The 200-metre-long structure was found under a building which originally housed the Sir Dinshaw Manockjee Petit Hospital for Women and Children. It was later converted into a nursing college.
The tunnel came to light during an inspection of the building following a complaint of water leakage, officials said.
The foundation stone of the British-era heritage building was laid by Lord Reay, then Governor of Bombay, on January 27, 1890, said Dr Arun Rathod, Medical Superintendent of the hospital.
Hospital Dean Dr Pallavi Saple told PTI that they have apprised the Mumbai collector and Maharashtra Archaeology Department about the discovery as the building is a heritage structure.
Dr Rathod, who inspected the structure from inside, told PTI that it is 4.5 feet high and has several brick pillars. The entrance is sealed with a stone wall, he said.
They entered after opening what looked like a sealed ventilation duct, three ft-by-three ft in size.

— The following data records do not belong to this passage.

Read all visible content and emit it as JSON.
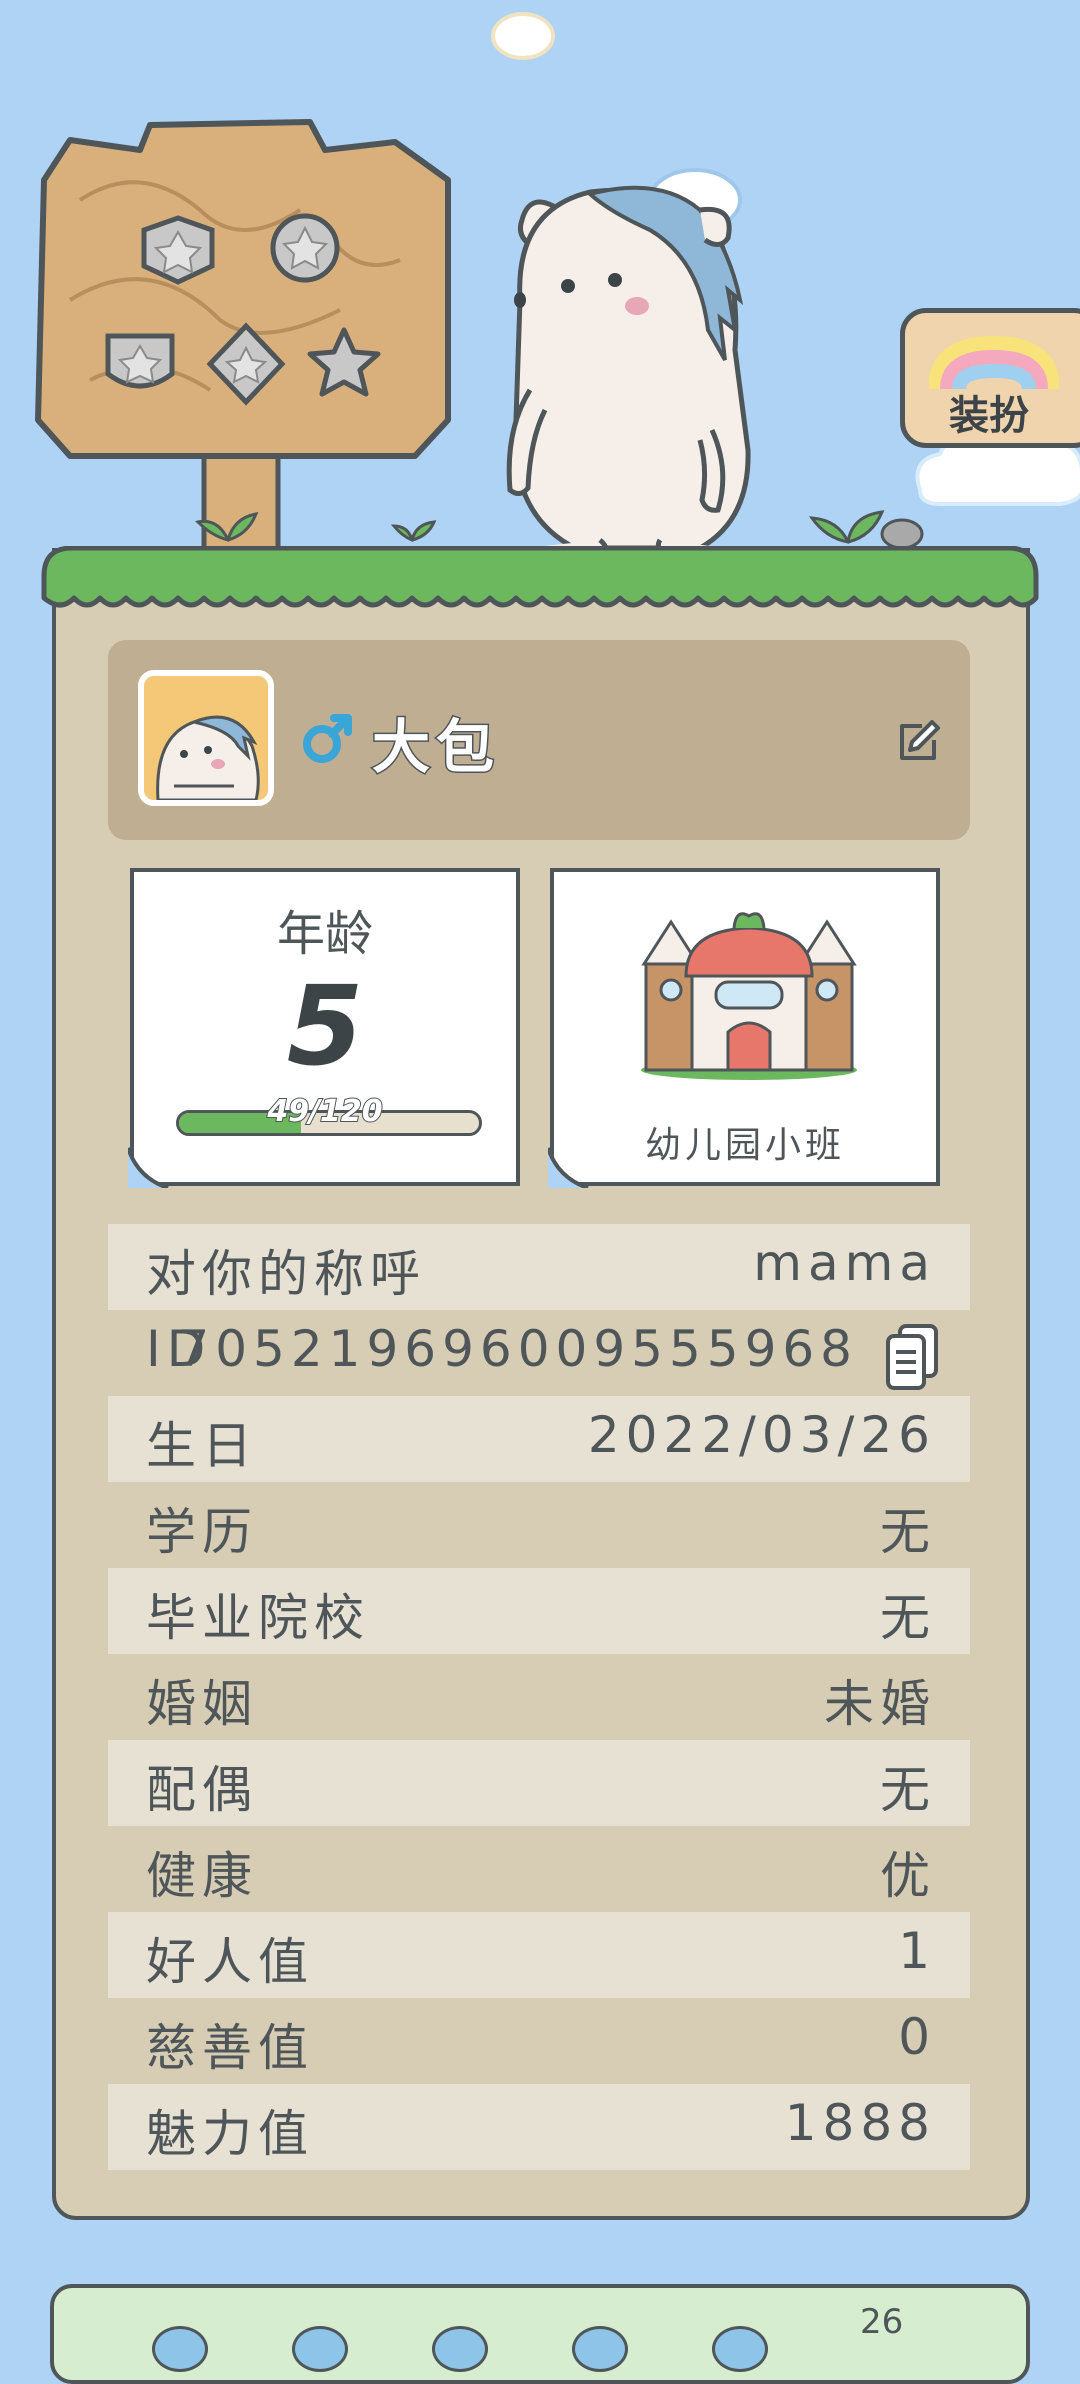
{
  "dressup": {
    "label": "装扮"
  },
  "profile": {
    "name": "大包",
    "gender_icon": "male-symbol-icon",
    "edit_icon": "edit-pencil-icon"
  },
  "age_card": {
    "label": "年龄",
    "value": "5",
    "progress_text": "49/120",
    "progress_fraction": 0.408
  },
  "school_card": {
    "label": "幼儿园小班"
  },
  "info": {
    "address": {
      "label": "对你的称呼",
      "value": "mama"
    },
    "id": {
      "label": "ID",
      "value": "7052196960095559​68"
    },
    "birthday": {
      "label": "生日",
      "value": "2022/03/26"
    },
    "education": {
      "label": "学历",
      "value": "无"
    },
    "school": {
      "label": "毕业院校",
      "value": "无"
    },
    "marriage": {
      "label": "婚姻",
      "value": "未婚"
    },
    "spouse": {
      "label": "配偶",
      "value": "无"
    },
    "health": {
      "label": "健康",
      "value": "优"
    },
    "goodness": {
      "label": "好人值",
      "value": "1"
    },
    "charity": {
      "label": "慈善值",
      "value": "0"
    },
    "charm": {
      "label": "魅力值",
      "value": "1888"
    }
  },
  "bottom_panel": {
    "number": "26"
  },
  "colors": {
    "sky": "#afd3f5",
    "board": "#d7ccb4",
    "header": "#bfae92",
    "grass": "#6cb85f",
    "outline": "#4f5659",
    "gender": "#3aa6d8"
  }
}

There are many such sealed openings on the front and the rear side of the structure, he said.
According to some former hospital employees, another British-era building located behind this building has a similar structure underneath, but it was yet to be verified, said Dr Rathod.

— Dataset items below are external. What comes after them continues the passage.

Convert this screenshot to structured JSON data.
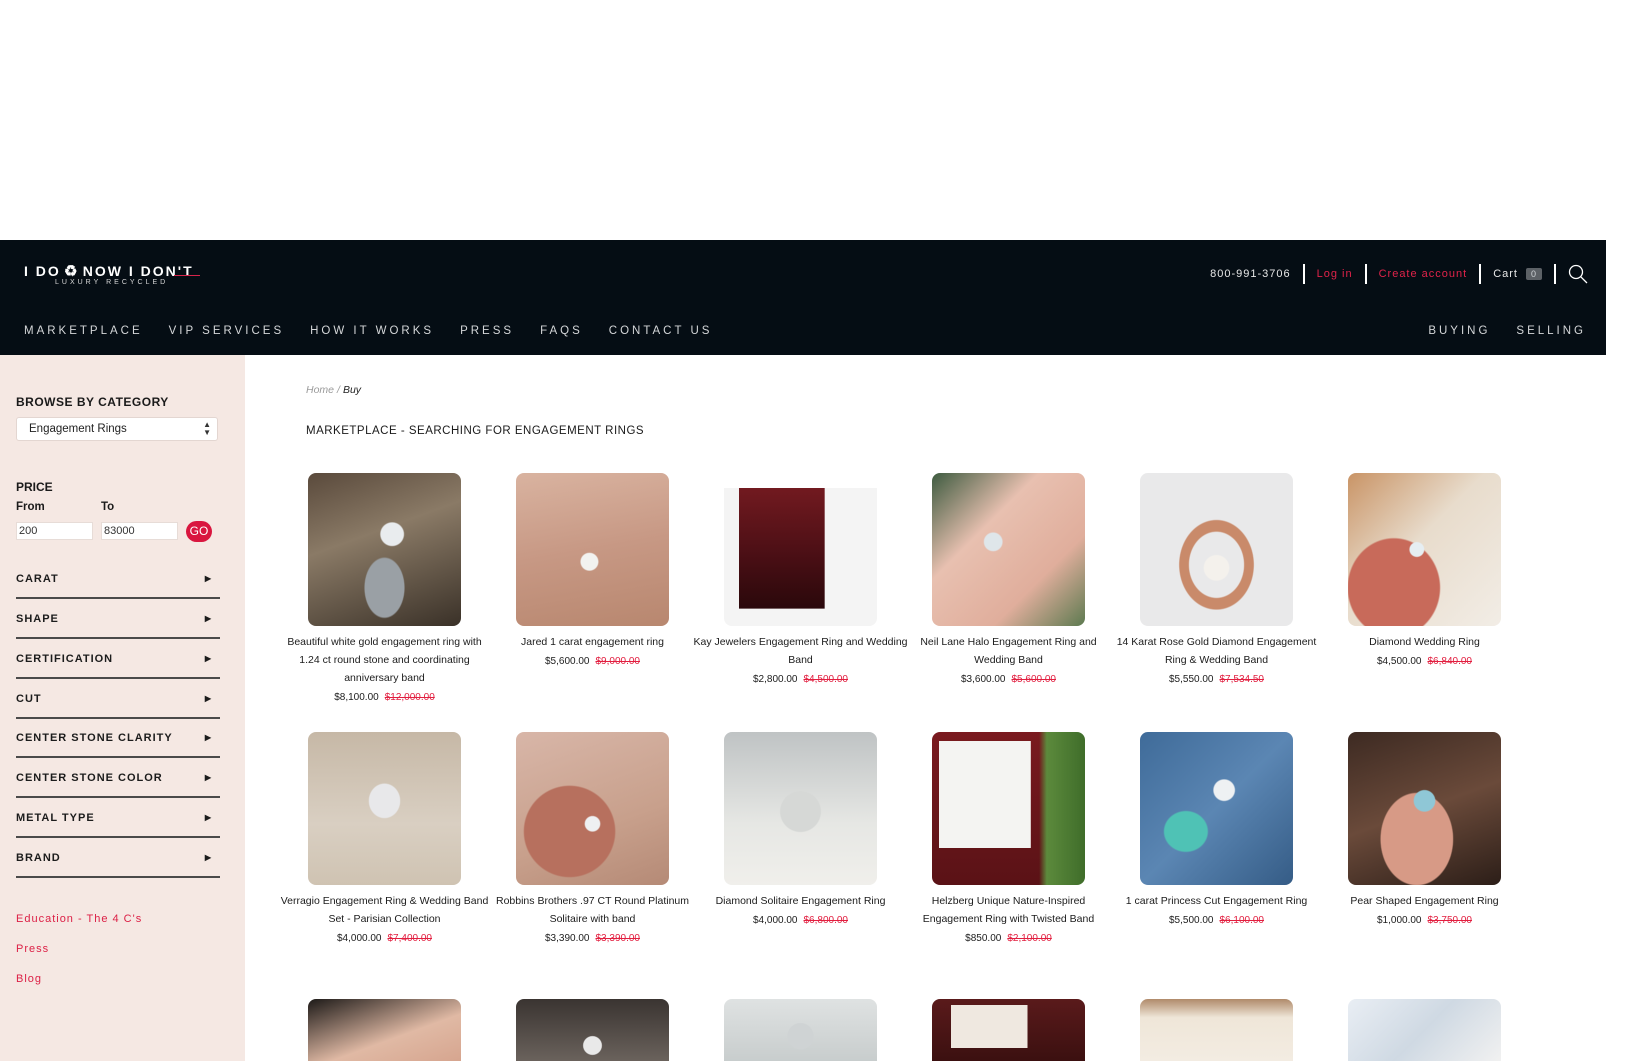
{
  "header": {
    "logo_main_left": "I DO",
    "logo_main_right": "NOW I DON'T",
    "logo_sub": "LUXURY RECYCLED",
    "phone": "800-991-3706",
    "login": "Log in",
    "create_account": "Create account",
    "cart_label": "Cart",
    "cart_count": "0",
    "nav": [
      "MARKETPLACE",
      "VIP SERVICES",
      "HOW IT WORKS",
      "PRESS",
      "FAQS",
      "CONTACT US"
    ],
    "right_nav": [
      "BUYING",
      "SELLING"
    ]
  },
  "sidebar": {
    "browse_title": "BROWSE BY CATEGORY",
    "category_selected": "Engagement Rings",
    "price_label": "PRICE",
    "from_label": "From",
    "to_label": "To",
    "from_value": "200",
    "to_value": "83000",
    "go_label": "GO",
    "filters": [
      "CARAT",
      "SHAPE",
      "CERTIFICATION",
      "CUT",
      "CENTER STONE CLARITY",
      "CENTER STONE COLOR",
      "METAL TYPE",
      "BRAND"
    ],
    "links": [
      "Education - The 4 C's",
      "Press",
      "Blog"
    ]
  },
  "breadcrumb": {
    "home": "Home",
    "sep": "/",
    "current": "Buy"
  },
  "page_title": "MARKETPLACE - SEARCHING FOR ENGAGEMENT RINGS",
  "products": [
    {
      "title": "Beautiful white gold engagement ring with 1.24 ct round stone and coordinating anniversary band",
      "price": "$8,100.00",
      "old_price": "$12,000.00"
    },
    {
      "title": "Jared 1 carat engagement ring",
      "price": "$5,600.00",
      "old_price": "$9,000.00"
    },
    {
      "title": "Kay Jewelers Engagement Ring and Wedding Band",
      "price": "$2,800.00",
      "old_price": "$4,500.00"
    },
    {
      "title": "Neil Lane Halo Engagement Ring and Wedding Band",
      "price": "$3,600.00",
      "old_price": "$5,600.00"
    },
    {
      "title": "14 Karat Rose Gold Diamond Engagement Ring & Wedding Band",
      "price": "$5,550.00",
      "old_price": "$7,534.50"
    },
    {
      "title": "Diamond Wedding Ring",
      "price": "$4,500.00",
      "old_price": "$6,840.00"
    },
    {
      "title": "Verragio Engagement Ring & Wedding Band Set - Parisian Collection",
      "price": "$4,000.00",
      "old_price": "$7,400.00"
    },
    {
      "title": "Robbins Brothers .97 CT Round Platinum Solitaire with band",
      "price": "$3,390.00",
      "old_price": "$3,390.00"
    },
    {
      "title": "Diamond Solitaire Engagement Ring",
      "price": "$4,000.00",
      "old_price": "$6,800.00"
    },
    {
      "title": "Helzberg Unique Nature-Inspired Engagement Ring with Twisted Band",
      "price": "$850.00",
      "old_price": "$2,100.00"
    },
    {
      "title": "1 carat Princess Cut Engagement Ring",
      "price": "$5,500.00",
      "old_price": "$6,100.00"
    },
    {
      "title": "Pear Shaped Engagement Ring",
      "price": "$1,000.00",
      "old_price": "$3,750.00"
    }
  ],
  "colors": {
    "header_bg": "#050d14",
    "accent_red": "#d9163f",
    "sidebar_bg": "#f5e8e3"
  }
}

The two buildings could be connected by a tunnel but this was only a conjecture at this point, he said.
The building under which the tunnel was found was designed by architectural executive John Adams and inaugurated on March 15, 1892. The construction cost was Rs 1,19,351, Rathod said.
The JJ Hospital campus houses several British-era heritage structures.
“We are now planning to start a heritage walk through the hospital premises,” said Dr Saple.